You were sixteen — caught in that fragile space between childhood and adulthood, where dreams felt vast and the world seemed both limitless and suffocatingly small. Your parents, ever the restless souls with a taste for the dramatic, had decided their current house was no longer “their style”. It wasn’t ugly, not really — just safe, predictable, the kind of place where nothing ever changed. And so, with the enthusiasm of treasure hunters stumbling upon a map, they’d found something new: an old, creaking house on the edge of town, its gables sharp as fangs against the sky, its windows like hollow eyes watching the road.
You hated it from the moment you saw it.
The house stood like a forgotten relic, its paint peeling like old skin, ivy climbing the walls as if trying to strangle it back into the earth. The fence was crooked, the garden overgrown, and the air around it carried a scent you couldn’t place — not quite mould, not quite decay, but something older, something that whispered of memories not your own. Your parents were delighted. They saw “character”, “potential”, “a project”. You saw a prison.
Strange things began happening from the very first night.
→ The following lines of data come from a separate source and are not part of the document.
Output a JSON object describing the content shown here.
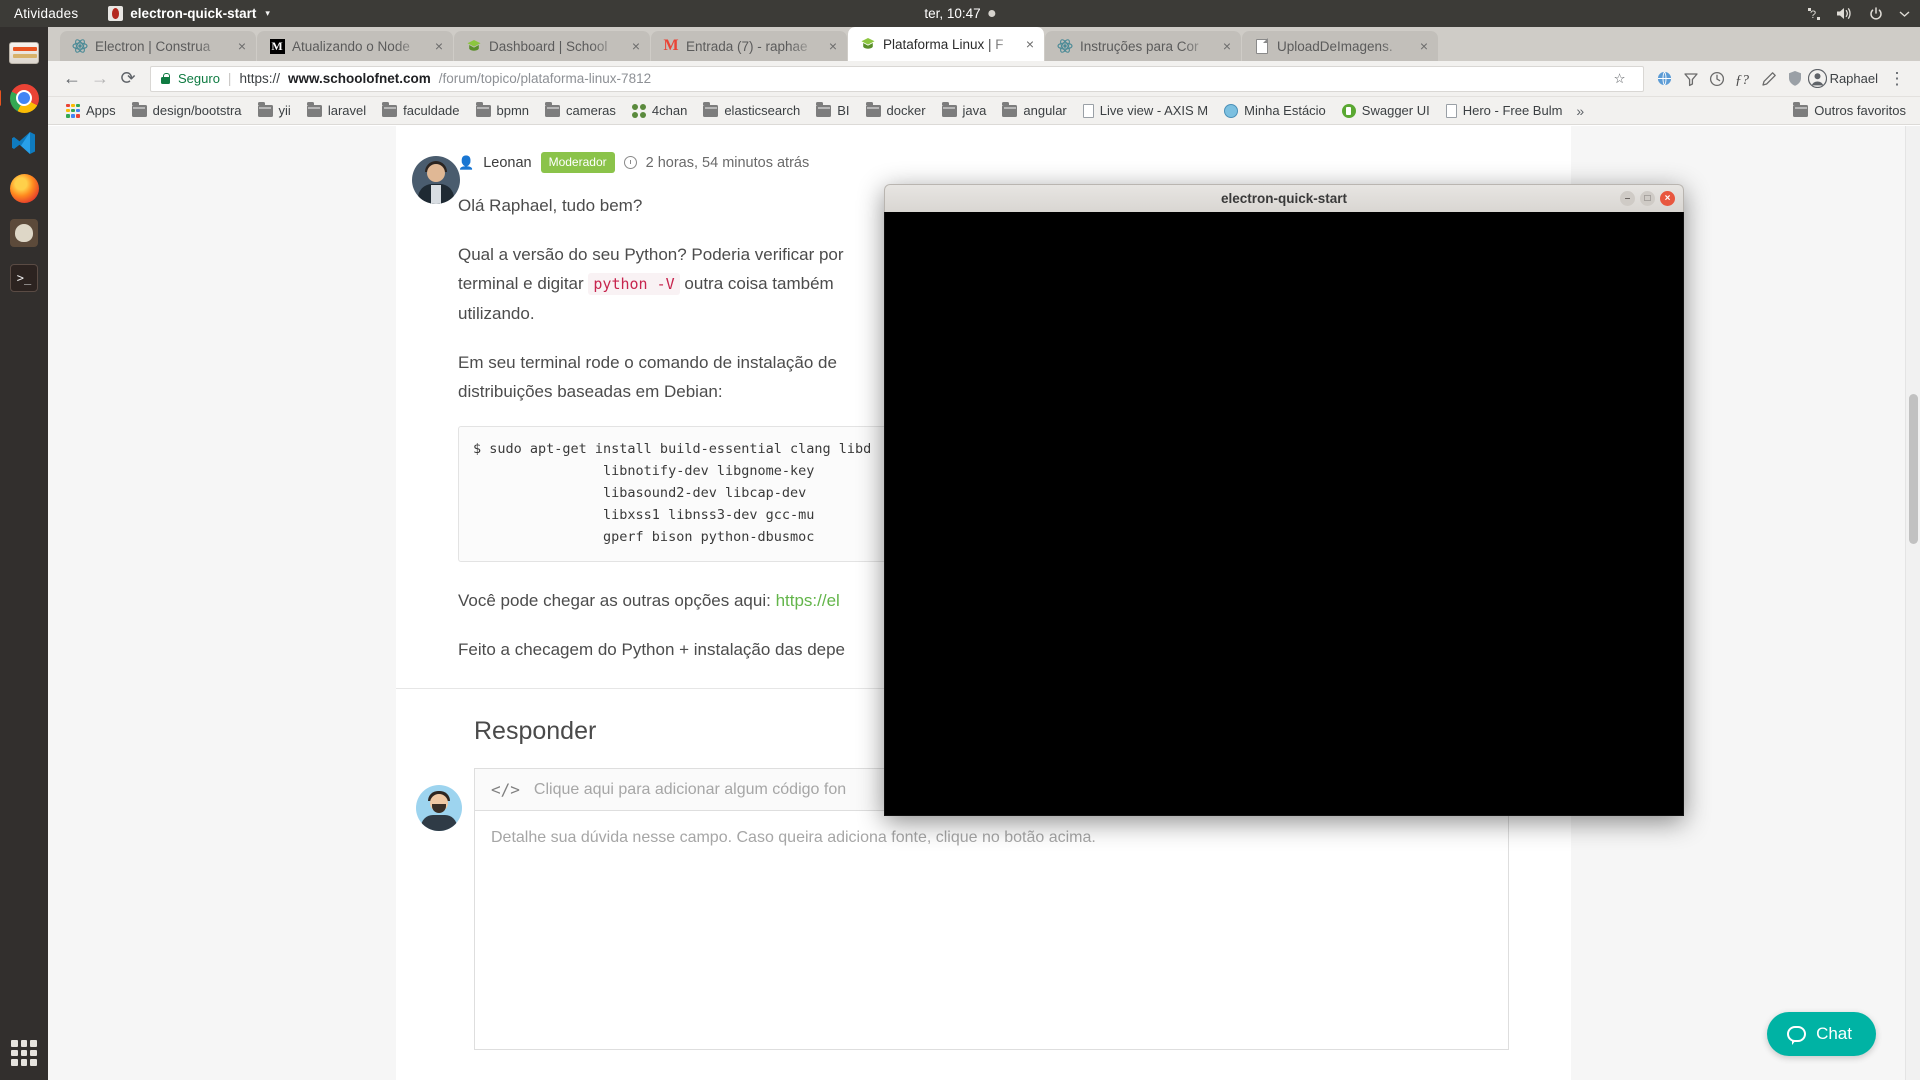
{
  "topbar": {
    "activities": "Atividades",
    "app_name": "electron-quick-start",
    "app_caret": "▾",
    "clock": "ter, 10:47",
    "icons": [
      "keyboard-indicator-icon",
      "volume-icon",
      "power-icon",
      "chevron-down-icon"
    ]
  },
  "dock": {
    "items": [
      {
        "name": "files",
        "label": "Arquivos"
      },
      {
        "name": "chrome",
        "label": "Google Chrome"
      },
      {
        "name": "vscode",
        "label": "Visual Studio Code"
      },
      {
        "name": "firefox",
        "label": "Firefox"
      },
      {
        "name": "gimp",
        "label": "GIMP"
      },
      {
        "name": "terminal",
        "label": "Terminal"
      }
    ],
    "show_apps_label": "Mostrar Aplicativos"
  },
  "browser": {
    "tabs": [
      {
        "title": "Electron | Construa",
        "favicon": "electron-icon",
        "active": false
      },
      {
        "title": "Atualizando o Node",
        "favicon": "medium-icon",
        "active": false
      },
      {
        "title": "Dashboard | School",
        "favicon": "schoolofnet-icon",
        "active": false
      },
      {
        "title": "Entrada (7) - raphae",
        "favicon": "gmail-icon",
        "active": false
      },
      {
        "title": "Plataforma Linux | F",
        "favicon": "schoolofnet-icon",
        "active": true
      },
      {
        "title": "Instruções para Cor",
        "favicon": "electron-icon",
        "active": false
      },
      {
        "title": "UploadDeImagens.",
        "favicon": "document-icon",
        "active": false
      }
    ],
    "tab_close_label": "×",
    "nav": {
      "back": "←",
      "forward": "→",
      "reload": "⟳"
    },
    "omnibox": {
      "secure_label": "Seguro",
      "separator": "|",
      "url_scheme": "https://",
      "url_host": "www.schoolofnet.com",
      "url_path": "/forum/topico/plataforma-linux-7812",
      "star_icon": "☆",
      "extensions": [
        "extension-globe-icon",
        "extension-filter-icon",
        "extension-clock-icon",
        "extension-fx-icon",
        "extension-pencil-icon",
        "extension-shield-icon"
      ],
      "avatar_label": "Raphael",
      "menu_icon": "⋮"
    },
    "bookmarks": [
      {
        "label": "Apps",
        "icon": "apps-grid-icon"
      },
      {
        "label": "design/bootstra",
        "icon": "folder-icon"
      },
      {
        "label": "yii",
        "icon": "folder-icon"
      },
      {
        "label": "laravel",
        "icon": "folder-icon"
      },
      {
        "label": "faculdade",
        "icon": "folder-icon"
      },
      {
        "label": "bpmn",
        "icon": "folder-icon"
      },
      {
        "label": "cameras",
        "icon": "folder-icon"
      },
      {
        "label": "4chan",
        "icon": "4chan-icon"
      },
      {
        "label": "elasticsearch",
        "icon": "folder-icon"
      },
      {
        "label": "BI",
        "icon": "folder-icon"
      },
      {
        "label": "docker",
        "icon": "folder-icon"
      },
      {
        "label": "java",
        "icon": "folder-icon"
      },
      {
        "label": "angular",
        "icon": "folder-icon"
      },
      {
        "label": "Live view - AXIS M",
        "icon": "document-icon"
      },
      {
        "label": "Minha Estácio",
        "icon": "globe-icon"
      },
      {
        "label": "Swagger UI",
        "icon": "swagger-icon"
      },
      {
        "label": "Hero - Free Bulm",
        "icon": "document-icon"
      }
    ],
    "bookmarks_overflow": "»",
    "other_bookmarks": "Outros favoritos",
    "other_bookmarks_icon": "folder-icon"
  },
  "post": {
    "author": "Leonan",
    "badge": "Moderador",
    "timestamp": "2 horas, 54 minutos atrás",
    "greeting": "Olá Raphael, tudo bem?",
    "p1_before": "Qual a versão do seu Python? Poderia verificar por",
    "p1_mid": "terminal e digitar",
    "p1_code": "python -V",
    "p1_after": "outra coisa também",
    "p1_end": "utilizando.",
    "p2_line1": "Em seu terminal rode o comando de instalação de",
    "p2_line2": "distribuições baseadas em Debian:",
    "code_block": "$ sudo apt-get install build-essential clang libd\n                libnotify-dev libgnome-key\n                libasound2-dev libcap-dev\n                libxss1 libnss3-dev gcc-mu\n                gperf bison python-dbusmoc",
    "p3_text": "Você pode chegar as outras opções aqui:",
    "p3_link": "https://el",
    "p4": "Feito a checagem do Python + instalação das depe"
  },
  "responder": {
    "title": "Responder",
    "code_placeholder": "Clique aqui para adicionar algum código fon",
    "code_icon": "</>",
    "textarea_placeholder": "Detalhe sua dúvida nesse campo. Caso queira adiciona\nfonte, clique no botão acima."
  },
  "chat": {
    "label": "Chat",
    "icon": "chat-bubble-icon"
  },
  "electron": {
    "title": "electron-quick-start",
    "minimize": "–",
    "maximize": "□",
    "close": "×",
    "content": ""
  },
  "colors": {
    "ubuntu_bar": "#3c3b37",
    "ubuntu_accent": "#e95420",
    "chrome_tabstrip": "#cfccc7",
    "secure_green": "#0f7b42",
    "moderator_badge": "#8bc34a",
    "link_green": "#63b54a",
    "chat_teal": "#00b3a4",
    "code_pink": "#c7254e",
    "electron_close": "#e8573f"
  }
}
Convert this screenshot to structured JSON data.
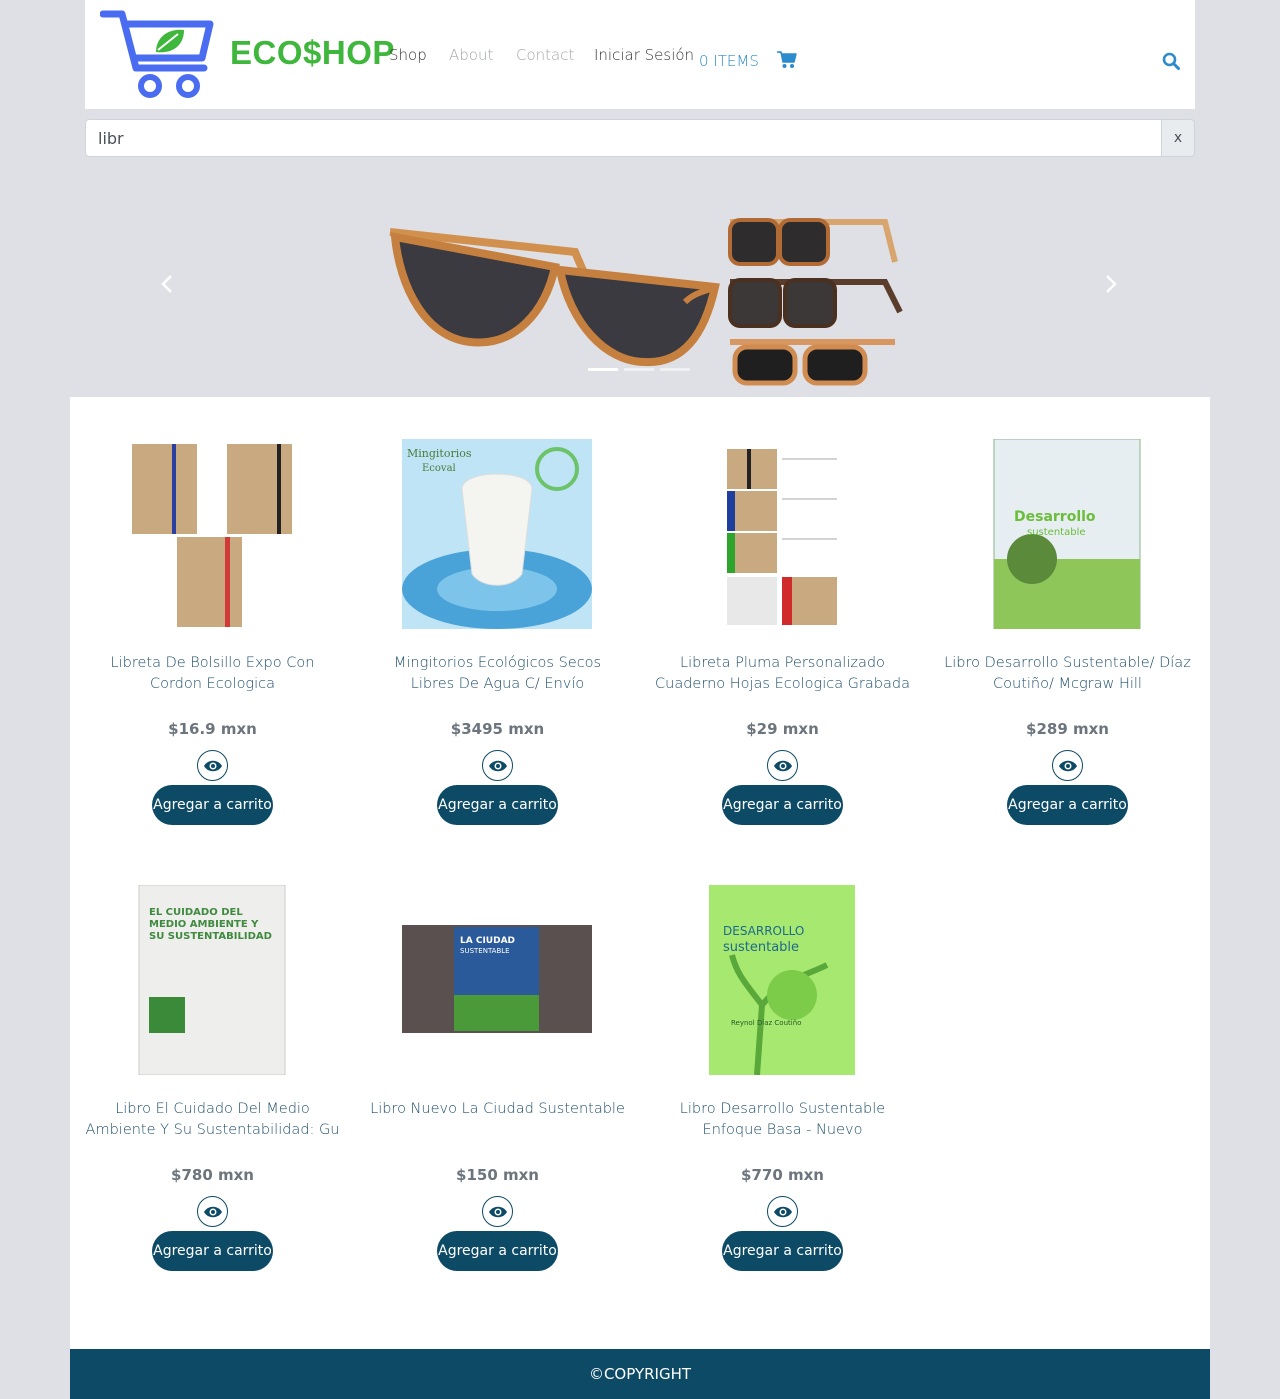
{
  "header": {
    "logo_text": "ECO$HOP",
    "nav": [
      "Shop",
      "About",
      "Contact",
      "Iniciar Sesión"
    ],
    "cart_label": "0 ITEMS",
    "colors": {
      "logo_green": "#3fb63c",
      "logo_blue": "#4a6cf0",
      "accent": "#2b8bcc"
    }
  },
  "search": {
    "value": "libr",
    "clear_label": "x"
  },
  "products": [
    {
      "name": "Libreta De Bolsillo Expo Con Cordon Ecologica",
      "price": "$16.9 mxn",
      "button": "Agregar a carrito"
    },
    {
      "name": "Mingitorios Ecológicos Secos Libres De Agua C/ Envío",
      "price": "$3495 mxn",
      "button": "Agregar a carrito"
    },
    {
      "name": "Libreta Pluma Personalizado Cuaderno Hojas Ecologica Grabada",
      "price": "$29 mxn",
      "button": "Agregar a carrito"
    },
    {
      "name": "Libro Desarrollo Sustentable/ Díaz Coutiño/ Mcgraw Hill",
      "price": "$289 mxn",
      "button": "Agregar a carrito"
    },
    {
      "name": "Libro El Cuidado Del Medio Ambiente Y Su Sustentabilidad: Gu",
      "price": "$780 mxn",
      "button": "Agregar a carrito"
    },
    {
      "name": "Libro Nuevo La Ciudad Sustentable",
      "price": "$150 mxn",
      "button": "Agregar a carrito"
    },
    {
      "name": "Libro Desarrollo Sustentable Enfoque Basa - Nuevo",
      "price": "$770 mxn",
      "button": "Agregar a carrito"
    }
  ],
  "product_images": {
    "p1_labels": [],
    "p2_labels": [
      "Mingitorios",
      "Ecoval"
    ],
    "p3_labels": [],
    "p4_labels": [
      "Desarrollo",
      "sustentable"
    ],
    "p5_labels": [
      "EL CUIDADO DEL",
      "MEDIO AMBIENTE Y",
      "SU SUSTENTABILIDAD"
    ],
    "p6_labels": [
      "LA CIUDAD",
      "SUSTENTABLE"
    ],
    "p7_labels": [
      "DESARROLLO",
      "sustentable",
      "Reynol Díaz Coutiño"
    ]
  },
  "footer": {
    "text": "©COPYRIGHT"
  }
}
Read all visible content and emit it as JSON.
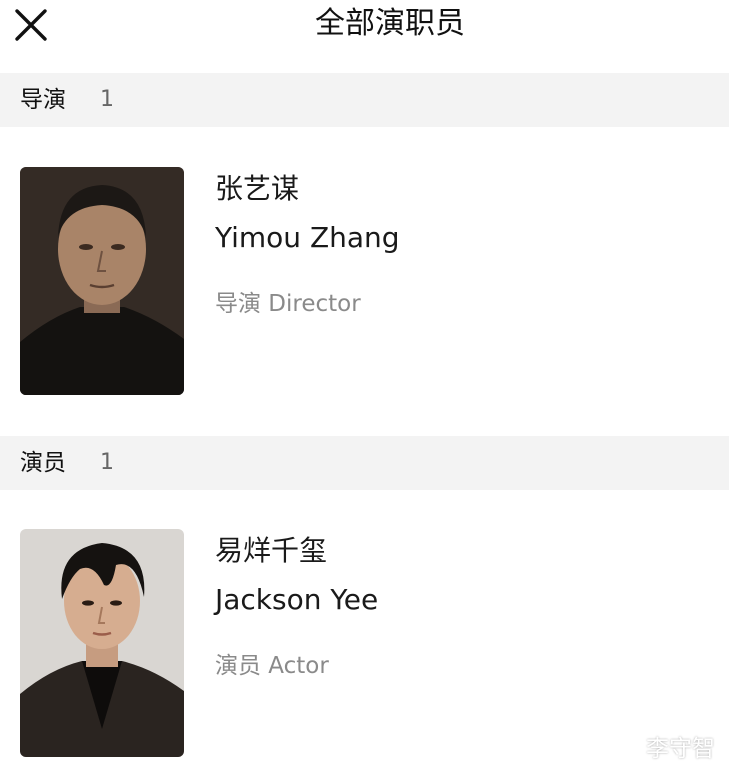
{
  "header": {
    "title": "全部演职员",
    "close_icon": "close-icon"
  },
  "sections": [
    {
      "label": "导演",
      "count": "1",
      "people": [
        {
          "name_cn": "张艺谋",
          "name_en": "Yimou Zhang",
          "role": "导演 Director",
          "photo_tone": "#2c241e"
        }
      ]
    },
    {
      "label": "演员",
      "count": "1",
      "people": [
        {
          "name_cn": "易烊千玺",
          "name_en": "Jackson Yee",
          "role": "演员 Actor",
          "photo_tone": "#d9d6d2"
        }
      ]
    }
  ],
  "watermark": "李守智"
}
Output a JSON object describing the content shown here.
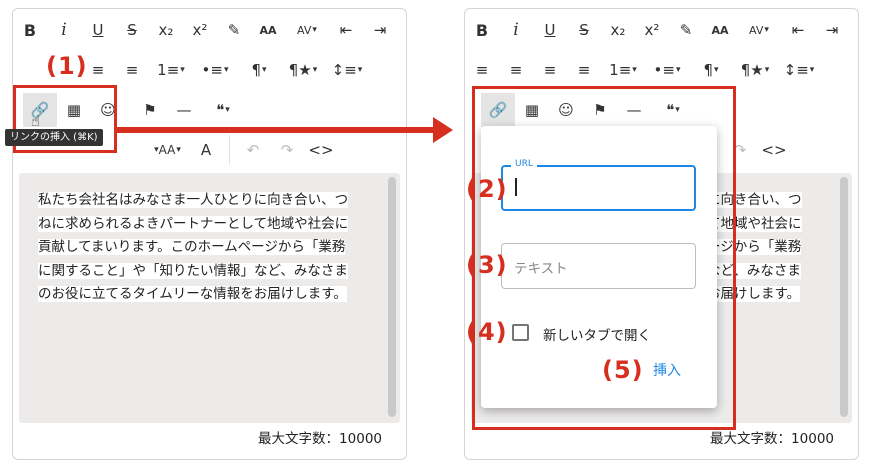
{
  "colors": {
    "annotation": "#d62e1f",
    "accent": "#1e88e5",
    "editor_bg": "#ecebea"
  },
  "editor": {
    "lines": [
      "私たち会社名はみなさま一人ひとりに向き合い、つ",
      "ねに求められるよきパートナーとして地域や社会に",
      "貢献してまいります。このホームページから「業務",
      "に関すること」や「知りたい情報」など、みなさま",
      "のお役に立てるタイムリーな情報をお届けします。"
    ],
    "right_lines": [
      "に向き合い、つ",
      "て地域や社会に",
      "ージから「業務",
      "など、みなさま",
      "お届けします。"
    ],
    "counter": "最大文字数：10000"
  },
  "toolbar": {
    "row1": [
      "B",
      "i",
      "U",
      "S",
      "x₂",
      "x²",
      "✎",
      "AA",
      "AV",
      "⇤",
      "⇥"
    ],
    "row2": [
      "≡",
      "≡",
      "≡",
      "≡",
      "1≡",
      "•≡",
      "¶",
      "¶★",
      "↕≡"
    ],
    "row3": [
      "🔗",
      "▦",
      "☺",
      "⚑",
      "—",
      "❝"
    ],
    "row4": [
      "Aa",
      "A",
      "↶",
      "↷",
      "<>"
    ],
    "left_row4": [
      "AA",
      "A",
      "↶",
      "↷",
      "<>"
    ],
    "caret": "▾"
  },
  "tooltip": "リンクの挿入 (⌘K)",
  "steps": {
    "s1": "(1)",
    "s2": "(2)",
    "s3": "(3)",
    "s4": "(4)",
    "s5": "(5)"
  },
  "popup": {
    "url_label": "URL",
    "text_placeholder": "テキスト",
    "checkbox_label": "新しいタブで開く",
    "insert_label": "挿入"
  },
  "icons": {
    "link": "link-icon",
    "table": "table-icon",
    "emoji": "emoji-icon",
    "flag": "flag-icon",
    "hr": "horizontal-rule-icon",
    "quote": "quote-icon",
    "cursor": "hand-cursor-icon"
  }
}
At first, it was subtle — the feeling of being watched, a chill that ran down your spine when no window was open. Then came the sounds: children laughing in the attic when the house was empty, footsteps on the stairs when you were alone, the faint creak of a door closing softly, as if someone didn’t want to be heard.
And then, there was him.
Sometimes, when you woke in the middle of the night — startled from a dream you couldn’t remember — you’d see him sitting at the foot of your bed. A young boy, no older than you, with hair the colour of sunlight caught in honey, and eyes so black they seemed to swallow the light. He was handsome, in a way that felt both familiar and unsettling — like a face from a half‑forgotten dream. He’d sit there, perfectly still, just watching you sleep.
You pushed open your bedroom door, ready to collapse onto your bed — and froze.
There he was. The same blond boy you’d seen at night, sitting on the edge of your desk, one leg swinging lazily. He was looking at your books on the shelf, running his finger over their spines, reading the titles under his breath. His hair caught the late afternoon light streaming through the window, glowing like spun gold. He looked so real — more real than he ever had in the dark — and yet something in the way the light fell around him felt just slightly… off.
For a moment, you were frozen, your heart pounding so loudly you were sure he could hear it. But then, anger and frustration surged through you. You were tired of being afraid. Tired of waking up with the feeling that someone had been inside your dreams.
Bravely, you stepped into the room, closing the door behind you with a soft click.
He turned his head as you entered, as if he’d known you were there all along. His smile was easy, almost playful, and when he grinned, dimples appeared on his cheeks — a detail so human, so alive, it made your breath catch.
“Hey, I’m Tate,” he said, his voice light and smooth, like wind through leaves. He picked up one of your books — a well‑worn paperback with a dramatic cover — and started reading the description on the back aloud, his tone teasing.
“‘Such a kinky shit,’” he repeated, glancing up at you with a raised eyebrow and a grin that was equal parts mischievous and charming. “Can I borrow it?”
The words hung in the air between you — absurd, bold, and somehow normal. For the first time, the boy wasn’t a shadow in the dark. He was here, in your room, holding your book, asking to borrow it like any other teenager.
And suddenly, the fear didn’t feel so heavy anymore. Instead, a strange curiosity unfurled inside you — warm, fluttering, like the first page of a story you couldn’t wait to read.